Forderungen zum STEP 2014

Die Diskussionen zum STEP 2014 finden bisher unter weitgehendem Ausschluß der Öffentlichkeit statt. Die Initiativen-Plattform bürgerprotest fordert daher eine Verbreiterung der Diskussion und eine Einbindung in die Entscheidungen zu den aktuellen Planungen.

  • Die Agenda 21 muss flächendeckend etabliert und mit realer Kompetenz ausgestattet werden.
    Wien braucht eine Aufstockung des BürgerInnenbudgets und der BürgerInnenkompetenzen.

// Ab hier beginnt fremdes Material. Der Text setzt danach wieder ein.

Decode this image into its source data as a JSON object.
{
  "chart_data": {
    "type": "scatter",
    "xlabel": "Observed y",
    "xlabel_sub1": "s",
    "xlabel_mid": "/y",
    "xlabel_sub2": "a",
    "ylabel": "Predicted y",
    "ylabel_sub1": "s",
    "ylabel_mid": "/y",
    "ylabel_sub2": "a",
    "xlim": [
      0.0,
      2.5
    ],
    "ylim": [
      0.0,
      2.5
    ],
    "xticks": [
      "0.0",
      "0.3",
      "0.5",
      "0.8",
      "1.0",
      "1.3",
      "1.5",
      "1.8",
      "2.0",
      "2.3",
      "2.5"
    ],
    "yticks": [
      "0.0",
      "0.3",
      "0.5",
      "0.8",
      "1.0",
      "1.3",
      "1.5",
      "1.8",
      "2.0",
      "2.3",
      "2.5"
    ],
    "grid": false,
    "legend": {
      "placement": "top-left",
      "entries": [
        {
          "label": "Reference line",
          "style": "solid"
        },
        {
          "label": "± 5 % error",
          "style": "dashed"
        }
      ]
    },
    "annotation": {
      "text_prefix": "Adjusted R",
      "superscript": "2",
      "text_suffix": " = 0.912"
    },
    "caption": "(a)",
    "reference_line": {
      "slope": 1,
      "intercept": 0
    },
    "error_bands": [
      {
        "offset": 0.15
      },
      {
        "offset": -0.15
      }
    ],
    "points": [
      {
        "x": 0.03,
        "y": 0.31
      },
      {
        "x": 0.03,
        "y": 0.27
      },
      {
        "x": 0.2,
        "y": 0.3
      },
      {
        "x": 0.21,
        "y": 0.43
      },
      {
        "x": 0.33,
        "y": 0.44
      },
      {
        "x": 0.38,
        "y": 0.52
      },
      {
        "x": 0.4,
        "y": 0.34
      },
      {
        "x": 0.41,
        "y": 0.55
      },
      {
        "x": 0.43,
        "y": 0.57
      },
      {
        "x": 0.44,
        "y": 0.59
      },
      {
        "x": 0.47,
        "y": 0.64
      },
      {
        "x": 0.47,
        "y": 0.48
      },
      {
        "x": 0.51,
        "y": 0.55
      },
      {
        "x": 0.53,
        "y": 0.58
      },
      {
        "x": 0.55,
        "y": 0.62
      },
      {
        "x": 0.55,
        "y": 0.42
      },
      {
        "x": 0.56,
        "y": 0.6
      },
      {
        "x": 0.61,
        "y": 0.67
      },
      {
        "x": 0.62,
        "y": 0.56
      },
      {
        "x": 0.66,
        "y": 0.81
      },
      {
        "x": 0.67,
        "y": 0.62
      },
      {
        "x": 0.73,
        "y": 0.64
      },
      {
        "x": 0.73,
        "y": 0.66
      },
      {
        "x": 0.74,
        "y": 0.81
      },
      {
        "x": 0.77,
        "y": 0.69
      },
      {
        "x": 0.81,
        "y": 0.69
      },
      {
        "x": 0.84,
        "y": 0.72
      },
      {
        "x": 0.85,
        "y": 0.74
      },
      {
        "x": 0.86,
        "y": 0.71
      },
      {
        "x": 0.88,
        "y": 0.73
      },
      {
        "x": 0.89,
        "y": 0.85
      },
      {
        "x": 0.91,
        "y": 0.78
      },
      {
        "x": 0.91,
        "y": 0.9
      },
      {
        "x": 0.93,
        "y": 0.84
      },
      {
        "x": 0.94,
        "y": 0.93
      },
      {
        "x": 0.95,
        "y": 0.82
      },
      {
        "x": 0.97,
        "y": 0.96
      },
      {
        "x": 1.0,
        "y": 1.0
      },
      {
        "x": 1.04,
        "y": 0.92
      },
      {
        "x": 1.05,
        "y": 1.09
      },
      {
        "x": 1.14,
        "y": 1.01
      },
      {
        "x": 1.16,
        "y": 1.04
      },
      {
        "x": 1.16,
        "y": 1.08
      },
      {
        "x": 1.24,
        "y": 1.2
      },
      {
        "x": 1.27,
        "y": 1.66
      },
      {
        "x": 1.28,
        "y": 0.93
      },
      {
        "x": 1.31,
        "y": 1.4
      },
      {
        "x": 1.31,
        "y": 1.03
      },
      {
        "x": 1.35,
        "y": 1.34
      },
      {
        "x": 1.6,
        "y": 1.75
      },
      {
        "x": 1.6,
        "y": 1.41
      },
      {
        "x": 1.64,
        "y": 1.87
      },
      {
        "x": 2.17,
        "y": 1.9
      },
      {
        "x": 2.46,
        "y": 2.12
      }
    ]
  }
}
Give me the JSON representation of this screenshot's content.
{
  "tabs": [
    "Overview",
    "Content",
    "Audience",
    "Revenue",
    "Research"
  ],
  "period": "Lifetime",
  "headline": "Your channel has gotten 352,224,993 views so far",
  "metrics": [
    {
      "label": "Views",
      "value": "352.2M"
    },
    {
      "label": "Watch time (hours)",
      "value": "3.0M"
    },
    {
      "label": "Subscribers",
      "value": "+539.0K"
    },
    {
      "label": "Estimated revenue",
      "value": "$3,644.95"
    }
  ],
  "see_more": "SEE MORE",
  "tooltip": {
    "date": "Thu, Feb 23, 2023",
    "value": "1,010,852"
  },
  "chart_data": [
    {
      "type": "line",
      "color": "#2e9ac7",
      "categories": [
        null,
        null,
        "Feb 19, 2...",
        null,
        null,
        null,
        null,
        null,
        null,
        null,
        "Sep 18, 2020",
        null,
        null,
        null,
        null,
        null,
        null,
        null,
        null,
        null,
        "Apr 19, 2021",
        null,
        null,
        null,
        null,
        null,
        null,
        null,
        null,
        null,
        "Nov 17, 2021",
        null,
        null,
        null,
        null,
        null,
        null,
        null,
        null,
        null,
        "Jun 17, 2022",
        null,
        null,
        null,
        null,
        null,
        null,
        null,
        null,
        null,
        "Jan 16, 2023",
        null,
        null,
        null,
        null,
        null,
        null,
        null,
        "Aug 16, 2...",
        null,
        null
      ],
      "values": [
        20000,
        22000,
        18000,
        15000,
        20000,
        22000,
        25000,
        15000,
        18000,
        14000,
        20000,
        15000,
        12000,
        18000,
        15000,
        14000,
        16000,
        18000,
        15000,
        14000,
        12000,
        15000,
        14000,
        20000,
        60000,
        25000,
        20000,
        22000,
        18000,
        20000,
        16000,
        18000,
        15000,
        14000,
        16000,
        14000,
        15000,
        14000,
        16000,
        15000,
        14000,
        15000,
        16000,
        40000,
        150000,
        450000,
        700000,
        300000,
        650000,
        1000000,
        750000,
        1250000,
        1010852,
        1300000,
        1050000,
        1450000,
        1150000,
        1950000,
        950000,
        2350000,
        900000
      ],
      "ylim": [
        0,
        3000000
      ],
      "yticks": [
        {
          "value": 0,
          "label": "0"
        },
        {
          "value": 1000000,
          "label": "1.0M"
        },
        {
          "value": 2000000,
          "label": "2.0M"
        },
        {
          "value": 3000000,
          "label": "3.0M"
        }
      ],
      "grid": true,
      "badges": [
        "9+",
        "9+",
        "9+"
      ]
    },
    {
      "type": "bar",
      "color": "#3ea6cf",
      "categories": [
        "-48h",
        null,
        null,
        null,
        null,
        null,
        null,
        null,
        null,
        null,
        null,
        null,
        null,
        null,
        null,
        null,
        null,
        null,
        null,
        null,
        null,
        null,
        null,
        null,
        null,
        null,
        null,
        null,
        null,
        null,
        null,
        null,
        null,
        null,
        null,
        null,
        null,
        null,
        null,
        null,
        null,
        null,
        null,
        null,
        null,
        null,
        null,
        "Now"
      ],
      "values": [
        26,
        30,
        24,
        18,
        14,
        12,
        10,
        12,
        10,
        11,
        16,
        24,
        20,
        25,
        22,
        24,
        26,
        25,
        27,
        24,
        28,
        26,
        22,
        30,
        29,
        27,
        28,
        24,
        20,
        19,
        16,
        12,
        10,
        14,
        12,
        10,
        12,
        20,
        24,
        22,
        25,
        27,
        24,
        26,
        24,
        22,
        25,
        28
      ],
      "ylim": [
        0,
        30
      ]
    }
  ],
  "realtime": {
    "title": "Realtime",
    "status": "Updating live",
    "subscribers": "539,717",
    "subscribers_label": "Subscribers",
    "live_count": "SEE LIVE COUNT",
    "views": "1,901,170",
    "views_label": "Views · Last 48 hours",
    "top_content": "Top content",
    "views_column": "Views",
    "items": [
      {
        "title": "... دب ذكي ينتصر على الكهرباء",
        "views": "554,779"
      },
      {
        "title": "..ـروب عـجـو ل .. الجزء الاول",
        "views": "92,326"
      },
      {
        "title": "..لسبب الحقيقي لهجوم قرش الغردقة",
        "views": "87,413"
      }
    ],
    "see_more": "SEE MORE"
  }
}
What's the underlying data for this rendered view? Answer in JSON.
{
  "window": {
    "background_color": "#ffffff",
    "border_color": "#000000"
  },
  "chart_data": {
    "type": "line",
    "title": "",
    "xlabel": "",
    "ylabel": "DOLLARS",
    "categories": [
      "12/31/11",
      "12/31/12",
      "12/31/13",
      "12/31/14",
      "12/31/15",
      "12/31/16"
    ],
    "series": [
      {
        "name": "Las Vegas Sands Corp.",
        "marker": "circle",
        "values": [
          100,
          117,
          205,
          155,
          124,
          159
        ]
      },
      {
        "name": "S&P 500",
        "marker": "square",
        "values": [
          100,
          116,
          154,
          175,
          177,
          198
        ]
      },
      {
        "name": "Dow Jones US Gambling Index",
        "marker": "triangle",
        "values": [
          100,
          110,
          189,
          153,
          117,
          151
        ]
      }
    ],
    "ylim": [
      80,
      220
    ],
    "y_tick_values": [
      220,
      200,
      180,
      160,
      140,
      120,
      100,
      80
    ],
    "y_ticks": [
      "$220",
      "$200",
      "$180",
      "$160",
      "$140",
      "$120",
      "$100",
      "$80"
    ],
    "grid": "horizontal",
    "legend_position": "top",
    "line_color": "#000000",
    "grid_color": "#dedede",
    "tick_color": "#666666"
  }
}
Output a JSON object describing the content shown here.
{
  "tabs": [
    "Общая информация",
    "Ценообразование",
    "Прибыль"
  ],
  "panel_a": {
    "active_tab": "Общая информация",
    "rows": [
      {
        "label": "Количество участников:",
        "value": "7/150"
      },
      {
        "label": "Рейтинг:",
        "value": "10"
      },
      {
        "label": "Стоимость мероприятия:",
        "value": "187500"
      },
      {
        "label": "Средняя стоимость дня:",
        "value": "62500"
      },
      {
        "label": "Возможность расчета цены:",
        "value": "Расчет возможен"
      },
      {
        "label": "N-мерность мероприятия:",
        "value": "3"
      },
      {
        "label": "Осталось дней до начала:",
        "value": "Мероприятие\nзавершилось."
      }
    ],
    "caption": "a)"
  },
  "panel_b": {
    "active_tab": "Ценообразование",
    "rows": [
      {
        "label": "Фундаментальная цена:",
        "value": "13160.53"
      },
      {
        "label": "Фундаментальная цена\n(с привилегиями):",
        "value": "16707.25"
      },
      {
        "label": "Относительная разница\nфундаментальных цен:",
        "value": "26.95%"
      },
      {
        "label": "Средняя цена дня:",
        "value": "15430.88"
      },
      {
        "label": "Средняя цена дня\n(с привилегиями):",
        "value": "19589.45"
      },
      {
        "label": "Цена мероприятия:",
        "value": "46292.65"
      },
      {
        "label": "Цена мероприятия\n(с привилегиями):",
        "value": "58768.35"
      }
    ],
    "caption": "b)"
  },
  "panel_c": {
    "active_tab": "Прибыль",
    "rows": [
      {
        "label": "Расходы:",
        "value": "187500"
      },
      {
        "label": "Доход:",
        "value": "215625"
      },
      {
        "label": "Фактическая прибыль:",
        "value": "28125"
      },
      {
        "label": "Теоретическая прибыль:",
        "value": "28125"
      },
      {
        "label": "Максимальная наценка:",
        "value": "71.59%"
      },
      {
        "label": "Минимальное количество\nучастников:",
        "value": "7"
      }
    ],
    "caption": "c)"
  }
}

  • Wie wird das Wiener Hochhauskonzept weiter entwickelt? Werden gezielt Hochhausviertel geplant, statt isolierte Türme im gewachsenen Stadtbild zuzulassen? Wird eine Planwertabgabe für urbane Großprojekte, inkl. Hochhäuser eingeführt, und wenn ja, wann? Die Verpflichtung, eine strategische Umweltprüfung (SUP) und Umweltverträglichkeitsprüfung (UVP) schon im Planungsvorfeld durchzuführen, sollte in entsprechend gelagerten Fällen von den Behörden nicht ignoriert werden dürfen. Ein aktualisierter Hochhausrahmenplan für Wien muss ausnahmslose Gültigkeit erhalten!
  • Gibt es Pläne für eine EKZ-Sättigungsrichtlinie für Wien? Wird die Stadt Möglichkeiten einer Beschränkung der ausufernden Einkaufslandschaften zugunsten von Grünflächen, Wohnbau und Kleinhandel in Erwägung ziehen?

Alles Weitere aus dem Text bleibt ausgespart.